As elected officials in Congress, we take seriously our oath to support and defend the Constitution of the United States and the liberties and rights afforded to American citizens. This includes the Second Amendment, and we believe the bureaucratic, piecemeal right-to-carry reciprocity system in our nation threatens the ability of law-abiding American citizens to exercise this vital constitutional right.

The National Right-to-Carry Reciprocity Act, H.R. 822, provides a bipartisan, common-sense solution to this problematic system. We are proud to be sponsors of this legislation, which has overwhelming support in the House, with 245 bipartisan co-sponsors and counting. The intent of our bill is simple: If you can legally carry a concealed weapon in one state, you can legally carry a concealed weapon in all states.

H.R. 822 would allow any person with a valid state-issued concealed-firearm carrying permit or license to carry a concealed weapon in any other state. It would not create a federal licensing system but merely would require states to honor one another’s carry permits, just as states recognize one another’s driver’s licenses. Concealed-carry permit holders would have to obey the concealed-weapon laws of the state they enter, just as drivers must obey speed limits and basic safety laws of whichever state they are driving in, regardless of where they are from.

The ideas proposed in this legislation are not new. In fact, hundreds of reciprocal agreements exist between many states across the country. The problem lies herein: Many of these reciprocal agreements don’t match up, and law-abiding gun owners are left with a confusing piecemeal system in which states recognize permits from some states but not others.

For example, North Carolina recognizes conceal permits from South Carolina and Georgia, but not New Mexico. New Mexico, however, honors conceal permits from North Carolina. This confusing, fast-changing bureaucratic patchwork of reciprocity agreements is difficult for citizens to keep up with and follow. Our legislation would create a more uniform, streamlined and simpler system.

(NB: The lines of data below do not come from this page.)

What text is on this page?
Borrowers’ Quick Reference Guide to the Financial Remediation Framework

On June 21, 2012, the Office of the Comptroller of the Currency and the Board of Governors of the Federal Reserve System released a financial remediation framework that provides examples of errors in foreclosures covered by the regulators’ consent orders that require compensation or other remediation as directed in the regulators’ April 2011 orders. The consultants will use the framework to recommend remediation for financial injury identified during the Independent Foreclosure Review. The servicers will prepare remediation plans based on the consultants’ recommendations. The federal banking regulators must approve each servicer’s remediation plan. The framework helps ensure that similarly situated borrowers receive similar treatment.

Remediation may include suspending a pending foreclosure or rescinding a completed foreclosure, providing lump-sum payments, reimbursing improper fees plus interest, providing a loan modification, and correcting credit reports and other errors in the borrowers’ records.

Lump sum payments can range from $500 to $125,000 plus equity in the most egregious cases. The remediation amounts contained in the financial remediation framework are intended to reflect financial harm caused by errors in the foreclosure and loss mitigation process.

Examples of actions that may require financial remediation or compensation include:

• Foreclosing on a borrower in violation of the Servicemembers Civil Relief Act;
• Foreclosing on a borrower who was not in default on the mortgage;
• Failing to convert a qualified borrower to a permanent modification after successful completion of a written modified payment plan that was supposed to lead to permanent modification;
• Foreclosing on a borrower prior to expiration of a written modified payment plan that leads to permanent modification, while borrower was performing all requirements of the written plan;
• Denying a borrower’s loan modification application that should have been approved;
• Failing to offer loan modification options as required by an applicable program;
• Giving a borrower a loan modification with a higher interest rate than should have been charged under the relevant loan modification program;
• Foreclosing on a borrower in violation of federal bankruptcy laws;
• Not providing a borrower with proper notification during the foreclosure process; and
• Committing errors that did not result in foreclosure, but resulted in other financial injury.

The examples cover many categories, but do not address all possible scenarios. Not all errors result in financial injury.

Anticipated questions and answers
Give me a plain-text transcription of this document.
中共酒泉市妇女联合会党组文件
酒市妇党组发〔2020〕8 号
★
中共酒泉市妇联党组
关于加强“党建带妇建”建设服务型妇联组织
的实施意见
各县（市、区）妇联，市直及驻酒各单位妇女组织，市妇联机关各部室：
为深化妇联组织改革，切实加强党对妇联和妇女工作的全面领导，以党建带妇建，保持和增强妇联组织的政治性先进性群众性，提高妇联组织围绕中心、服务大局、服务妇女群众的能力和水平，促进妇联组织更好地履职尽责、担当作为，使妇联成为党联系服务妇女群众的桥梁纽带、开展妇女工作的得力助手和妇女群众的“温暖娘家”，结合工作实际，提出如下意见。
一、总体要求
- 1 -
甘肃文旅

If you look at the statistics, it is clear why our bill has amassed widespread support from law enforcement agencies and both Republicans and Democrats from across the country and political spectrum. It is well-documented that citizens with carry permits are more law-abiding than the general public. In Florida, for example, only 0.01 percent of nearly 1.2 million concealed permits issued have been revoked because of firearm crimes. Additionally, according to the FBI, states with right-to-carry laws have a 22 percent lower total violent crime rate, a 30 percent lower murder rate, a 46 percent lower robbery rate and a 12 percent lower aggravated assault rate compared to the rest of the country. Similar FBI statistics show total violent crime rates drop once states adopt right-to-carry laws. We think these numbers speak for themselves.

American citizens have had the constitutional right to bear arms since the founding of our nation. We think no law-abiding American should be forced to give up this right at the state line. This simple and straightforward legislation is a long-overdue reform that will allow Americans who already carry firearms in a safe and responsible manner to protect themselves and their families when they travel across the United States - nothing more and nothing less.

Rep. Heath Shuler is a North Carolina Democrat. Rep. Cliff Stearns is a Florida Republican.